Di antara angka-angka yang merajut cerita di papan tulis kehidupan, nol sering kali terlupakan, sepi di tengah keramaian. Tapi, bukankah nol itu menarik? Sebuah kesepian yang penuh ironi, seperti riset-riset kita yang sering kali terjebak dalam kehampaan.
Waduh, melihat pembangunan riset sekarang ini rasanya seperti melihat angka nol yang kesepian di tengah angka-angka lainnya. Nolnya sih ada, tapi kok kayak nggak ada artinya, ya? Cuma jadi pelengkap penderita, tak punya nilai, tak punya dampak. Nol ini, di dalam riset abal-abal, adalah angka yang besar tapi kosong. Proposalnya tebal, judulnya mentereng, tapi hasilnya? Nol besar! Metodologinya tak jelas, datanya tak valid, kesimpulannya ngawur. Seperti donat, bentuknya bulat tapi tengahnya bolong.
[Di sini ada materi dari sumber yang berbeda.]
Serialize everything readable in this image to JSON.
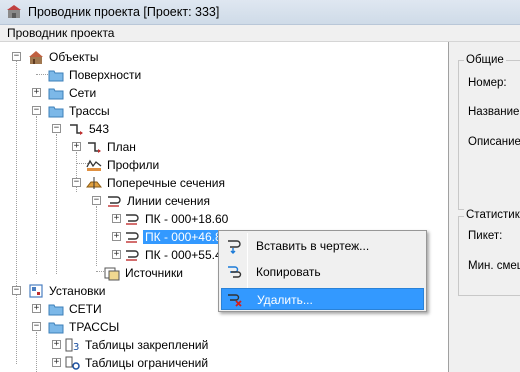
{
  "window": {
    "title": "Проводник проекта [Проект: 333]"
  },
  "menubar": {
    "item": "Проводник проекта"
  },
  "tree": {
    "objects": "Объекты",
    "surfaces": "Поверхности",
    "networks": "Сети",
    "alignments": "Трассы",
    "alignment_543": "543",
    "plan": "План",
    "profiles": "Профили",
    "cross_sections": "Поперечные сечения",
    "section_lines": "Линии сечения",
    "pk1": "ПК - 000+18.60",
    "pk2": "ПК - 000+46.80",
    "pk3": "ПК - 000+55.41",
    "sources": "Источники",
    "settings": "Установки",
    "settings_networks": "СЕТИ",
    "settings_alignments": "ТРАССЫ",
    "tables_fixing": "Таблицы закреплений",
    "tables_limits": "Таблицы ограничений"
  },
  "context_menu": {
    "insert": "Вставить в чертеж...",
    "copy": "Копировать",
    "delete": "Удалить..."
  },
  "properties": {
    "general_group": "Общие",
    "number": "Номер:",
    "name": "Название",
    "description": "Описание",
    "stats_group": "Статистик",
    "station": "Пикет:",
    "min_offset": "Мин. смещ"
  },
  "colors": {
    "selection": "#3399ff",
    "folder": "#7cb8e8",
    "tree_bg": "#ffffff"
  }
}
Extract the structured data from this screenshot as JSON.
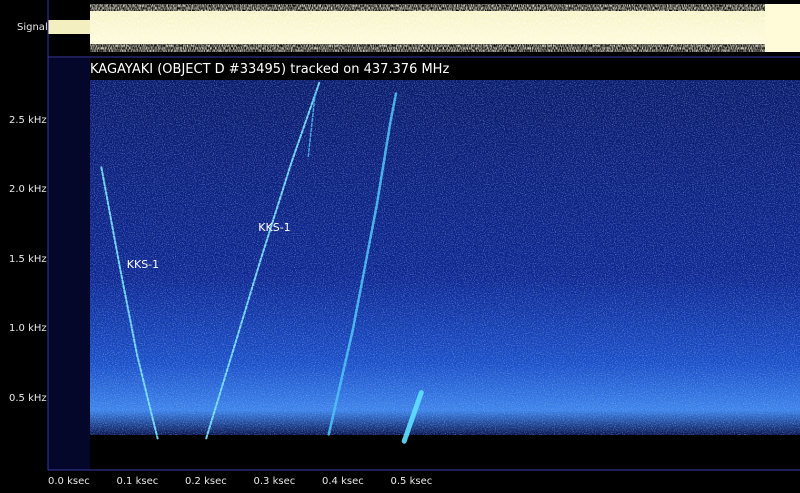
{
  "signal_panel": {
    "label": "Signal"
  },
  "chart_data": {
    "type": "heatmap",
    "title": "KAGAYAKI  (OBJECT D #33495) tracked on 437.376 MHz",
    "xlabel": "",
    "ylabel": "",
    "x_unit": "ksec",
    "y_unit": "kHz",
    "xlim": [
      0.0,
      0.545
    ],
    "ylim": [
      0.1,
      2.9
    ],
    "x_ticks": [
      {
        "value": 0.0,
        "label": "0.0 ksec"
      },
      {
        "value": 0.1,
        "label": "0.1 ksec"
      },
      {
        "value": 0.2,
        "label": "0.2 ksec"
      },
      {
        "value": 0.3,
        "label": "0.3 ksec"
      },
      {
        "value": 0.4,
        "label": "0.4 ksec"
      },
      {
        "value": 0.5,
        "label": "0.5 ksec"
      }
    ],
    "y_ticks": [
      {
        "value": 0.5,
        "label": "0.5 kHz"
      },
      {
        "value": 1.0,
        "label": "1.0 kHz"
      },
      {
        "value": 1.5,
        "label": "1.5 kHz"
      },
      {
        "value": 2.0,
        "label": "2.0 kHz"
      },
      {
        "value": 2.5,
        "label": "2.5 kHz"
      }
    ],
    "traces": [
      {
        "name": "KKS-1",
        "points": [
          [
            0.078,
            2.17
          ],
          [
            0.105,
            1.45
          ],
          [
            0.13,
            0.82
          ],
          [
            0.152,
            0.38
          ],
          [
            0.16,
            0.22
          ]
        ],
        "width": 2.0,
        "color": "#7fe6ff"
      },
      {
        "name": "KKS-1",
        "points": [
          [
            0.231,
            0.22
          ],
          [
            0.27,
            0.85
          ],
          [
            0.31,
            1.5
          ],
          [
            0.355,
            2.2
          ],
          [
            0.396,
            2.78
          ]
        ],
        "width": 2.0,
        "color": "#7fe6ff"
      },
      {
        "name": "",
        "points": [
          [
            0.41,
            0.25
          ],
          [
            0.445,
            1.0
          ],
          [
            0.48,
            1.9
          ],
          [
            0.5,
            2.5
          ],
          [
            0.508,
            2.7
          ]
        ],
        "width": 2.6,
        "color": "#4fc0f5"
      },
      {
        "name": "",
        "points": [
          [
            0.38,
            2.25
          ],
          [
            0.39,
            2.7
          ]
        ],
        "width": 1.5,
        "color": "#4fb0ee"
      },
      {
        "name": "",
        "points": [
          [
            0.52,
            0.2
          ],
          [
            0.545,
            0.55
          ]
        ],
        "width": 5,
        "color": "#5fe0ff"
      }
    ],
    "annotations": [
      {
        "text": "KKS-1",
        "x": 0.115,
        "y": 1.46
      },
      {
        "text": "KKS-1",
        "x": 0.307,
        "y": 1.73
      }
    ]
  }
}
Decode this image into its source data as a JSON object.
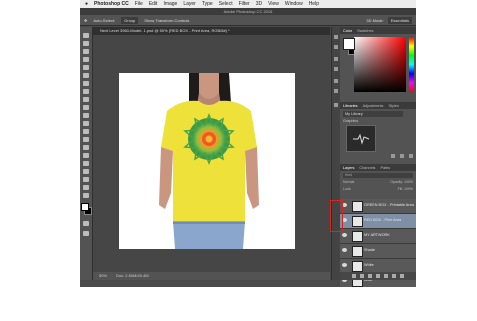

Nol, dalam kacamata filsafat, bisa jadi simbol ketidakpedulian. Angka nol sering diartikan sebagai “tidak ada”, “tidak penting”, “tidak masalah”. Sikap ini nampaknya telah menjadi budaya dalam riset abal-abal. Tak peduli pada kualitas, tak peduli pada dampak, yang penting proyek jalan, dana cair.
Namun, jangan lupa, nol juga punya potensi besar. Dalam matematika, nol adalah titik awal, dasar dari semua angka. Dalam riset, mestinya nol jadi pengingat untuk kembali ke dasar, ke prinsip-prinsip ilmiah yang benar. Nol juga bisa jadi titik balik, momentum untuk berubah, untuk memperbaiki diri.
Plato mungkin akan tersenyum pahit melihat dunia riset kita. Baginya, dunia ide adalah tempat yang sempurna, tempat segala yang nyata hanyalah bayangan. Tapi, riset kita? Ia tak lebih dari bayangan yang bahkan tak punya substansi. Sementara Aristoteles, sang murid, mungkin akan mengernyitkan dahi, bertanya-tanya bagaimana empirisme bisa terjun bebas ke dalam jurang kehampaan metodologi.
Jadi, daripada terus-terusan berkutat dengan riset abal-abal, mari kita mulai dari nol lagi. Kembali ke dasar, perbaiki metodologi, perkuat analisis, dan hasilkan riset yang berkualitas dan bermanfaat. Siapa tahu, dari nol ini kita bisa mencapai angka-angka yang lebih besar dan bermakna.
Nol adalah ironi, tapi juga harapan. Di dalam kehampaan itu, tersimpan potensi yang tak terbatas. Mari, jadikan nol sebagai titik awal untuk transformasi yang sejati.